This patient most likely has delirium. Tests such as spelling a word backwards or reciting the days of the week in reverse are rapid ways to measure attention at the bedside. Frequent redirection during the course of an interview is another indicator of inattention. A tangential thought process is often misinterpreted as part of normal aging, but it actually is an indicator of disorganized thinking. Acute onset of cognitive dysfunction over hours to days, impairment of attention, disorganized thinking, and fluctuating mental status are core features of delirium. Increased or decreased psychomotor activity, disorientation, and perceptual disturbances are other supportive features. The use of a screening instrument (such as the Confusion Assessment Method) allows for improved recognition and diagnosis of delirium.
Delirium is an underrecognized disorder in older patients who are hospitalized and may result from various causes, including organ failure (such as the worsening kidney function in this patient), metabolic disturbances, medications, or infection. A key to the likely cause of delirium in this patient is myoclonus seen on physical examination. Myoclonus is a sudden involuntary muscle contraction (positive myoclonus) or sudden brief loss of muscle activity (negative myoclonus, or asterixis); this patient's examination shows asterixis, a common finding in metabolic disturbances (uremia, liver failure, or hypoglycemia) and toxic encephalopathy (due to antibiotics, pain medications, and immunosuppressants).

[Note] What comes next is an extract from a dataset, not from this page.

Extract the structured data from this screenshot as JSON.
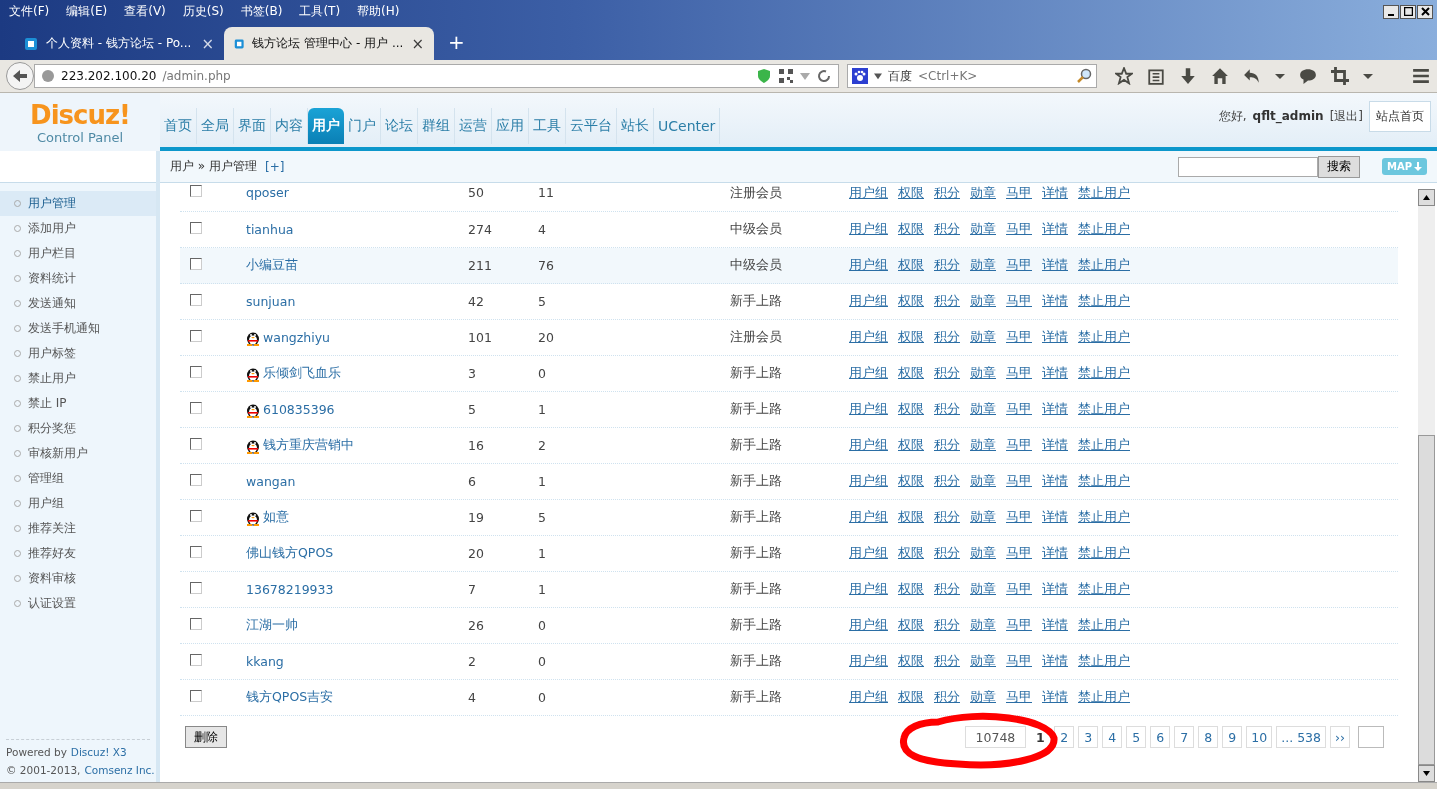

Although the presence of delirium significantly increases the risk of developing dementia and, conversely, dementia is a significant risk factor for developing delirium, this patient was previously functioning independently. The onset of dementia is typically insidious. The diagnosis of dementia requires 6 months of progressive cognitive decline.

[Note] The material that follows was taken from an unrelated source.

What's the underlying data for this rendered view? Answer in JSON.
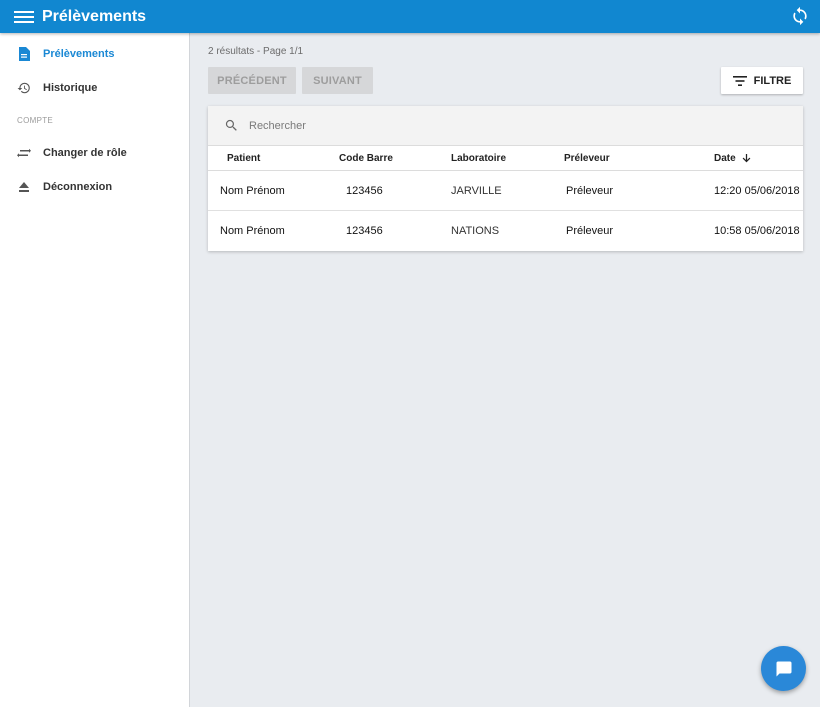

Nonconvulsive status epilepticus (NCSE), or alteration in mental status without overt convulsive activity as a result of continuous or near continuous epileptiform discharges, is often unrecognized in older patients with mental status changes and should be considered as part of the differential diagnosis of acute confusional state if the cause remains unknown. However, the cause of delirium is often identifiable by a careful history, physical examination, and review of medical conditions or interventions that may be contributing to a change in mental status. Additionally, the negative myoclonus seen in this patient would be unlikely in a patient with NCSE without a history of preexisting epilepsy.
Although stroke presents with an abrupt onset, and this patient is at higher risk for stroke because of his recent myocardial infarction, this patient does not have any focal neurologic signs, such as dysarthria, facial droop, hemiparesis, or dysmetria, to suggest that a stroke has occurred.